After 2 months or so of exchanging bonjour and au revoir, chit chat commences although it was mostly one-sided. She loves talking about her country and her three teenage sons and always curious about my culture. She asked if I like my life in Switzerland (oui), if I miss my family and friends back home (oui bien sûr) and if I feel lonely and bored sometimes (oui mais ça va).
If we were Malaysians, I would have considered her a friend. To certain extent, I did honestly. Once, responding to her curiosity about Malaysian food, I gave her a packet of dried shrimp, a local Sabahan food product, to try. She accepted it gracefully.
Thinking a friendship has been formed, I blurted out "moi, je m'appelle Deza". She just stared at me looking a little embarrassed, smiled and replied "oui Madame" and carried on with her stuffs.
Madame Kastra is not Swiss, but having lived in Switzerland for 18 years, I'd like to think that she has been downright Swiss-ed (and deep down inside, actually she really wanted to tell me her name).

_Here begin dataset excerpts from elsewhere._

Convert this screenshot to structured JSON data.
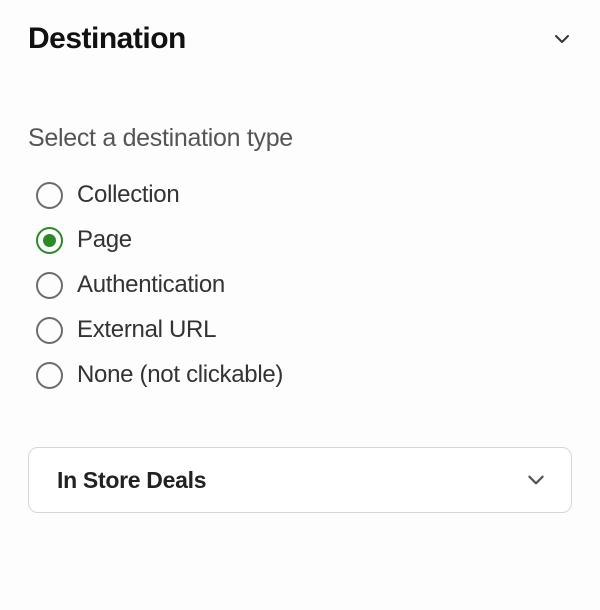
{
  "section": {
    "title": "Destination"
  },
  "prompt": "Select a destination type",
  "radios": {
    "items": [
      {
        "label": "Collection"
      },
      {
        "label": "Page"
      },
      {
        "label": "Authentication"
      },
      {
        "label": "External URL"
      },
      {
        "label": "None (not clickable)"
      }
    ],
    "selected_index": 1
  },
  "select": {
    "value": "In Store Deals"
  },
  "colors": {
    "accent": "#2a8a26",
    "radio_border": "#6c6c6c"
  }
}
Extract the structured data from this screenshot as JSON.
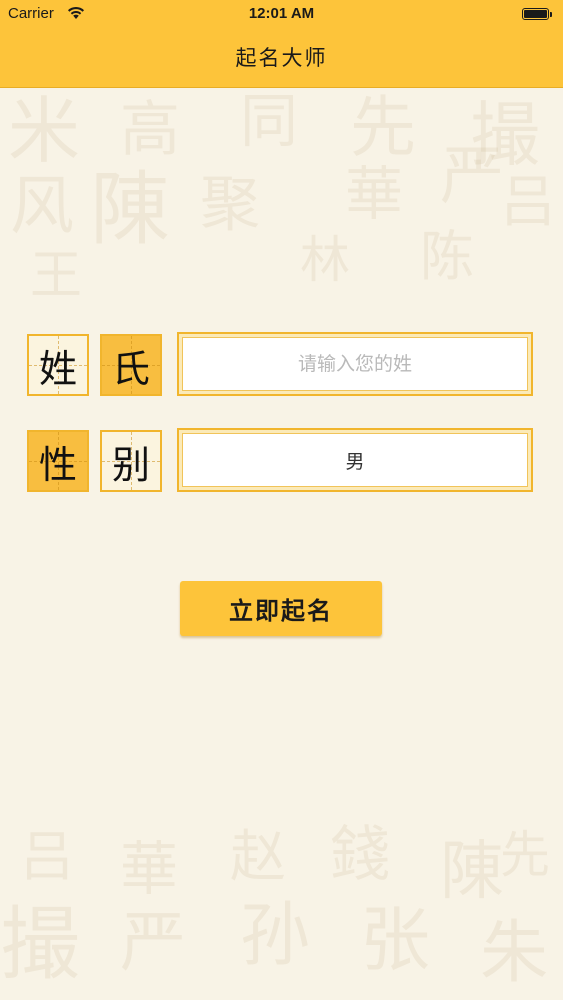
{
  "status_bar": {
    "carrier": "Carrier",
    "time": "12:01 AM"
  },
  "nav": {
    "title": "起名大师"
  },
  "form": {
    "surname_label": [
      "姓",
      "氏"
    ],
    "surname_input": {
      "placeholder": "请输入您的姓",
      "value": ""
    },
    "gender_label": [
      "性",
      "别"
    ],
    "gender_value": "男",
    "submit_label": "立即起名"
  },
  "colors": {
    "accent": "#fdc43a",
    "background": "#f8f3e6",
    "box_border": "#f1b52d"
  },
  "icons": [
    "wifi-icon",
    "battery-icon"
  ]
}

Adapting to the French culture, the Swiss French has what deemed to me as an alien approach towards association between two individuals, also known as relationship. It is governed by a set of rules which I don't understand and most likely never will. Not only it needs to have meaning and structure, it also has to be mutual. Meaning, one needs to ask for permission before switching from the formal version (vous) to the informal version (tu).
If you click the link right above, you will realize there is even a French verb for this action. Things cant get any more real than this.
The same year, Madame Kastra went back to her home country for 2 months so I appointed myself as my husband's on-call housewife. Upon her return, she asked if I could take over just the ironing job.
In my most formal vous version way, I replied no.
At that point, I rest at ease knowing we will never se tutoyer and I may never know her name.